Patrick suggested to introduce snapshot paths based on snap-ids such as /path/to/dir/.snap/<snap-id>/... and resolve the snap-id to snapshot name (or maybe /path/to/dir/.snap/_<snap-d>_<snap-name>/... making use of the fact that snashot names begining with "_" are disallowed).
Alternatively, we could introduce *at() family of APIs in libcephfs to mitigate this issue.
Updated by Patrick Donnelly about 3 years ago
- Status changed from New to In Progress
- Assignee set to Venky Shankar
Updated by Venky Shankar about 3 years ago
So, I am experimenting with how MDS handles path traversals when just an inode number rather than inode number+dname especially when the inode is deleted by a client when another client has an open fd on it. We already have `fstatx()` implemented in the Client (libcephfs) -- so I forced a getattr on the (deleted inode) and the MDS seems to handle it (i.e. resovle the inode and return inode attrs).
Seems like its pretty much straightforward to implement *at() family of calls. I went ahead and added those that would be required for the mirror daemon to safely walk snapshot contents (fstatxat, openat, readlinkat, etc..).

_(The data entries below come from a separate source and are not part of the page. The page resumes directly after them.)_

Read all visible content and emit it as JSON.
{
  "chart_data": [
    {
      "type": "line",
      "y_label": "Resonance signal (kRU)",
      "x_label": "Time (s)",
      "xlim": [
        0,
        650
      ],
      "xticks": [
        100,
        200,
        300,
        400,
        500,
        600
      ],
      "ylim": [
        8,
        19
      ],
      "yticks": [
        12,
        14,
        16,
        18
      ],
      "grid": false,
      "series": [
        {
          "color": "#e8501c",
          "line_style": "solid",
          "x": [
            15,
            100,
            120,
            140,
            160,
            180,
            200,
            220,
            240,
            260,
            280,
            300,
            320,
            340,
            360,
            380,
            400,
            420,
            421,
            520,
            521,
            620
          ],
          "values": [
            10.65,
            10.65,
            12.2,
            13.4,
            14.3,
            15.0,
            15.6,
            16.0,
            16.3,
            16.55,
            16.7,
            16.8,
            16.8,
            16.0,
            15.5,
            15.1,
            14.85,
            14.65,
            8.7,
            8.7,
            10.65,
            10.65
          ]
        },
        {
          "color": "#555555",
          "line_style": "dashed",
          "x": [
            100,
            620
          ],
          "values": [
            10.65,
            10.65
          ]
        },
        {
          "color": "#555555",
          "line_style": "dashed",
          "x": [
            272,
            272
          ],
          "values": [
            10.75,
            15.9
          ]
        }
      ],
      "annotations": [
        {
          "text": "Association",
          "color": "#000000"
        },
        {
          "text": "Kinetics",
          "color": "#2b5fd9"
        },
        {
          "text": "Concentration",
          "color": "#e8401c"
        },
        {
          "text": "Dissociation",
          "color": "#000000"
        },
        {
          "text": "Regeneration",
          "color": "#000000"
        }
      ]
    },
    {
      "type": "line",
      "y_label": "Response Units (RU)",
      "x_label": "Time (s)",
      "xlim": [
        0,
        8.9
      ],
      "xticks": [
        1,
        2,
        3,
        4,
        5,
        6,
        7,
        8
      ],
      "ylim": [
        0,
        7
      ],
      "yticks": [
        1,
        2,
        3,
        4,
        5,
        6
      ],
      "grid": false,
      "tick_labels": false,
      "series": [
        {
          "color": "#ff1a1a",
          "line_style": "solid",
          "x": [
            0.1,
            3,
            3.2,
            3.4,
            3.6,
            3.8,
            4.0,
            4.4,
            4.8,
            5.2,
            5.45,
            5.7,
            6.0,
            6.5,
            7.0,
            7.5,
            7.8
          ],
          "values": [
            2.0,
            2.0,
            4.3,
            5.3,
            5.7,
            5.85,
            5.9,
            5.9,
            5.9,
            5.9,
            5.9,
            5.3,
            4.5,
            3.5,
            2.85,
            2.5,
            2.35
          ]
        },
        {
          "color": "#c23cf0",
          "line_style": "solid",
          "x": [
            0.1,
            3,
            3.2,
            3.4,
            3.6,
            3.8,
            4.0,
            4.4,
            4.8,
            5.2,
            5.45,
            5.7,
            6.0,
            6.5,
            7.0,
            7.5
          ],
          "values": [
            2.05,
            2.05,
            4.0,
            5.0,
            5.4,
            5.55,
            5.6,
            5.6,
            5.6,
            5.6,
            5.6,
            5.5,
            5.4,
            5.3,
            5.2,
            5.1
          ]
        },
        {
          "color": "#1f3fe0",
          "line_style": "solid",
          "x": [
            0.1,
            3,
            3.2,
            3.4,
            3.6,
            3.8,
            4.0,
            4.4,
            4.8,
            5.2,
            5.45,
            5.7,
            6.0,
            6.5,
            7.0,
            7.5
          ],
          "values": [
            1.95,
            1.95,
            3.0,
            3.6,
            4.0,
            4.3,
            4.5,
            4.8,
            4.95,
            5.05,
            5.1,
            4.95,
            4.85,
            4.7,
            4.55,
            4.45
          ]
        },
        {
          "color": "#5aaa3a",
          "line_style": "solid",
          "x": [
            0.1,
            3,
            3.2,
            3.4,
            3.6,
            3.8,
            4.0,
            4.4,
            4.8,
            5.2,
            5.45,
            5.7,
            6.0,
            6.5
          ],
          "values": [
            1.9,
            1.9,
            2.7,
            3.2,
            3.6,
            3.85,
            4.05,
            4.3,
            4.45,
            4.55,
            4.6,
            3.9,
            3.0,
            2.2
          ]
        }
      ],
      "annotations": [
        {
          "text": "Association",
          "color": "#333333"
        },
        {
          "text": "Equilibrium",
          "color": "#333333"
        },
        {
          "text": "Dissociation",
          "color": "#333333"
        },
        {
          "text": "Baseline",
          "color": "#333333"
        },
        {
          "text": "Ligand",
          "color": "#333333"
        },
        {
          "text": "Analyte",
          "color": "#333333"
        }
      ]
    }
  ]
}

Haven't tested it yet w/ the mirror daemon, but I'll get to it soon.
However, the library changes should be out as a PR really soon.
@Patrick ^^
Updated by Venky Shankar about 3 years ago
- Status changed from In Progress to Fix Under Review
- Pull request ID set to 40831
Updated by Venky Shankar almost 3 years ago
- Status changed from Fix Under Review to Pending Backport
Updated by Backport Bot almost 3 years ago
- Copied to Backport #50994: pacific: cephfs-mirror: be resilient to recreated snapshot during synchronization added
Updated by Loïc Dachary almost 3 years ago
- Status changed from Pending Backport to Resolved
While running with --resolve-parent, the script "backport-create-issue" noticed that all backports of this issue are in status "Resolved" or "Rejected".